Mvangi and Atuhaer were among several activists who traveled to Tanzania two weeks ago in solidarity from the fox who acted in court on charges of treason that he denied.
It requires extensive changes, saying that the current laws do not allow free and fair elections that the government denies.
Fox was arrested on April 9 after the call of “without reforms or elections”.
Mvangi said the BBC that their visit to Tanzania had to emphasize the “fake business” of the fox, adding that it was not perceived by the authorities.
At the time, President Hassan warned that he would not allow activists from neighboring countries to “intervene” Tanzania.
The location of the Mvangi and Atuhar was unknown when they were carried out, which caused a wide condemnation.
Mvangi said his “kidnapping” is shocking in how brazen was the way he was “chosen from a very famous hotel”.
“So he was abducted during a wide daylight and never knowing where I was, and I was still tortured, means that the Tanzania government does not care what people think about it,” he said BBC.
Earlier, Atuhar said that, despite the fact that Uganda was “very dictatorial”, she did not imagine that “found the worst foreign country, the worst government.”

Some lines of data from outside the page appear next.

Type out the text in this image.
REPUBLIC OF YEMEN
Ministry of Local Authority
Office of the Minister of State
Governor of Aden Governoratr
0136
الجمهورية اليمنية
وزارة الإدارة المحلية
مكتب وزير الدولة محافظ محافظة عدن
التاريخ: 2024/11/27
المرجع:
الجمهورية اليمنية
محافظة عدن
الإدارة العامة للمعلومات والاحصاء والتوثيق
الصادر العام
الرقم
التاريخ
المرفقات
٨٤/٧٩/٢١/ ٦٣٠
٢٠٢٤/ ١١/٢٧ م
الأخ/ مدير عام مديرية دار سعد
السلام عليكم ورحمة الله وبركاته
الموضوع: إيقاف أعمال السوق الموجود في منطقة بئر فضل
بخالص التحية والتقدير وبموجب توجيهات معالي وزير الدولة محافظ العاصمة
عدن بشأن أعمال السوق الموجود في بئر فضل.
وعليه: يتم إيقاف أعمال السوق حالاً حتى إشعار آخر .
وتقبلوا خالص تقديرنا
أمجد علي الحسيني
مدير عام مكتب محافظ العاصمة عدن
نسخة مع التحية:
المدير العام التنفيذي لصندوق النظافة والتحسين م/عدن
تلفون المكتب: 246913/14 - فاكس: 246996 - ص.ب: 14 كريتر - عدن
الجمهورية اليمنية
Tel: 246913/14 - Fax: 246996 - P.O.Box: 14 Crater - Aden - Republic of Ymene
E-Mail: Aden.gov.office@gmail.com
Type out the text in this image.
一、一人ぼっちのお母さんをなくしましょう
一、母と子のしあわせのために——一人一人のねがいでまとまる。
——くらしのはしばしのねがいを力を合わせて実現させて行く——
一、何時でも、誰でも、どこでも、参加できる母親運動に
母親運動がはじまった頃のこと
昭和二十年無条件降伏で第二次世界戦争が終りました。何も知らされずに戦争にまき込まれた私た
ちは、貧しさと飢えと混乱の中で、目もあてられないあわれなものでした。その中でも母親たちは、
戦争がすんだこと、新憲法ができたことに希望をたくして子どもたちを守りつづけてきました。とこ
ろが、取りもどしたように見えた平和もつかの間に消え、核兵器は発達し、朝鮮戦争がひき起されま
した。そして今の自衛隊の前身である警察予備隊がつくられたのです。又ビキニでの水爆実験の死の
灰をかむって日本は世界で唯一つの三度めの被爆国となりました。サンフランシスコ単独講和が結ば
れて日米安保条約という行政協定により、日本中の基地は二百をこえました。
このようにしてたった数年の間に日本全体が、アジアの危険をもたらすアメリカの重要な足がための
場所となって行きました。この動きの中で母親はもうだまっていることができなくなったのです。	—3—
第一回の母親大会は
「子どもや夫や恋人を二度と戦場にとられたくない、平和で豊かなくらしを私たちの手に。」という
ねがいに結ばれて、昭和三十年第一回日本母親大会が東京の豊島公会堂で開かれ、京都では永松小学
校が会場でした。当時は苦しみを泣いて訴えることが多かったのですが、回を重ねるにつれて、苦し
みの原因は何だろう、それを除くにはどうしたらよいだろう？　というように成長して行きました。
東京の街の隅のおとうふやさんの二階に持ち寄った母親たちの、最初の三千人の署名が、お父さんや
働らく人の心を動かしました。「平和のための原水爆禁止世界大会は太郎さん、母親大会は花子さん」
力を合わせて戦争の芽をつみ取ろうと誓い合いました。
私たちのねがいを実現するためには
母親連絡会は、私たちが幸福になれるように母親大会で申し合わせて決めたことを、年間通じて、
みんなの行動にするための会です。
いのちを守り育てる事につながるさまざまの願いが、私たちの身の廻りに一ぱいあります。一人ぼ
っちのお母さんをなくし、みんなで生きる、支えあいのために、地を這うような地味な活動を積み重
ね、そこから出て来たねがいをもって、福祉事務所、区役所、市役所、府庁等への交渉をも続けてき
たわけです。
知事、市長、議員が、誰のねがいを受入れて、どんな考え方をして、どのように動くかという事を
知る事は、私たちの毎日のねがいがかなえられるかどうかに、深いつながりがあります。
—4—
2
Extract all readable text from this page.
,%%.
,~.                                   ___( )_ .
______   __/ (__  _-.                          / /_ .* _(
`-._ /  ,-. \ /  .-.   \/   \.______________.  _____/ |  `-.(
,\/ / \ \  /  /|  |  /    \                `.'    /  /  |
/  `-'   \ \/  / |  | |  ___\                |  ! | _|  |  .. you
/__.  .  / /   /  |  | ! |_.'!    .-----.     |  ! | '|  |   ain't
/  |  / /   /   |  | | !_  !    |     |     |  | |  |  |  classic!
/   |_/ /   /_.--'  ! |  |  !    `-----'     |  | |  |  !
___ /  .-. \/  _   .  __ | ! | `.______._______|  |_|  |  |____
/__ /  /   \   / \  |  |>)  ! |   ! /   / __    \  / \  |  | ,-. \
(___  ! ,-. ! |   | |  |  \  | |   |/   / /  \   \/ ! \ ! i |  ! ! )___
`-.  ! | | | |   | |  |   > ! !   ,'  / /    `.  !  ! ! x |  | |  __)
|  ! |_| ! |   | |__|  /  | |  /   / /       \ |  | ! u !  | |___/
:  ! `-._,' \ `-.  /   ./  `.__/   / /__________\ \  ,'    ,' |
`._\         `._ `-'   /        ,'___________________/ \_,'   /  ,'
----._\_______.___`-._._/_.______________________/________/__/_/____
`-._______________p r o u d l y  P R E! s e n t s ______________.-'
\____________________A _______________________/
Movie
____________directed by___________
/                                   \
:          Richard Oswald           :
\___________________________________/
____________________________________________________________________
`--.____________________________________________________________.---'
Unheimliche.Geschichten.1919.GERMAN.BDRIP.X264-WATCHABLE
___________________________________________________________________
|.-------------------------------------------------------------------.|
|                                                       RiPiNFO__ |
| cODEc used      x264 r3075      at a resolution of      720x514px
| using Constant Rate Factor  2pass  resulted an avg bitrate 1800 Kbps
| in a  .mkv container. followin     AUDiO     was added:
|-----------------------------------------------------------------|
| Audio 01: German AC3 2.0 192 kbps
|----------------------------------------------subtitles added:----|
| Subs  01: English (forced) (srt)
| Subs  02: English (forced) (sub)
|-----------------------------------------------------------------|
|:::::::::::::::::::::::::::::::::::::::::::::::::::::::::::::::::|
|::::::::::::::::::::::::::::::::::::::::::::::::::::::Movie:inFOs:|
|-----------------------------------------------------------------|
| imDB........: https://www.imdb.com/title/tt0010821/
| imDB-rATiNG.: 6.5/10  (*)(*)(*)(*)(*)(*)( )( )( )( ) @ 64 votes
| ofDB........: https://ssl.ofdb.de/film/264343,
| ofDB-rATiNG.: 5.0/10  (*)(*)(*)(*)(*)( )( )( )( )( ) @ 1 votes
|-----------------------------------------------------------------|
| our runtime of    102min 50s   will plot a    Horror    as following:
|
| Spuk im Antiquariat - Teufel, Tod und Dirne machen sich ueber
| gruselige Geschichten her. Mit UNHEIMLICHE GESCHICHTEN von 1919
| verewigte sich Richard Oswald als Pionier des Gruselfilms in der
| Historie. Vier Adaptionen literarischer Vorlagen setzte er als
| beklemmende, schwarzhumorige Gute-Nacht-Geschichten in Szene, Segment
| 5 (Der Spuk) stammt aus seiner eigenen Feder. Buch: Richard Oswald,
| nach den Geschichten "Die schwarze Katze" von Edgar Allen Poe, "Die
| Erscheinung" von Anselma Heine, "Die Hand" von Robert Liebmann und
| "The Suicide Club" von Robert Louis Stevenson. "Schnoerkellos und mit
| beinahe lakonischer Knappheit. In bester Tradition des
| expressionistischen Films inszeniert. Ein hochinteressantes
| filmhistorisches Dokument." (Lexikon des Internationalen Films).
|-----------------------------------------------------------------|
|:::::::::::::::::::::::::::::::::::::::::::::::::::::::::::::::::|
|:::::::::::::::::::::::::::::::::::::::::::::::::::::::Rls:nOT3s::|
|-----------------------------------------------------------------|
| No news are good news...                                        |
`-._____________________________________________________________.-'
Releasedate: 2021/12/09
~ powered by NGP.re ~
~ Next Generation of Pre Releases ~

Mvangi said their experience showed that “as broken” countries of East Africa.
“So, it makes me more Panapican in this struggle,” he said to the BBC.
The US Department of Affairs Bureau has previously stated that it was deeply concerned about the stiff manner with two activists, noting that at 2024, “Athaer was recognized” in 2024 as an international awarded woman. “
Other activists, including former Minister of Justice in Kenya Marta Carois and former chief Judge Willie Mutung, were blocked from the entrance and were deported from the International Airport to the gift -us -Salam.
Additional Munira Hussein report in gift -es -Salame.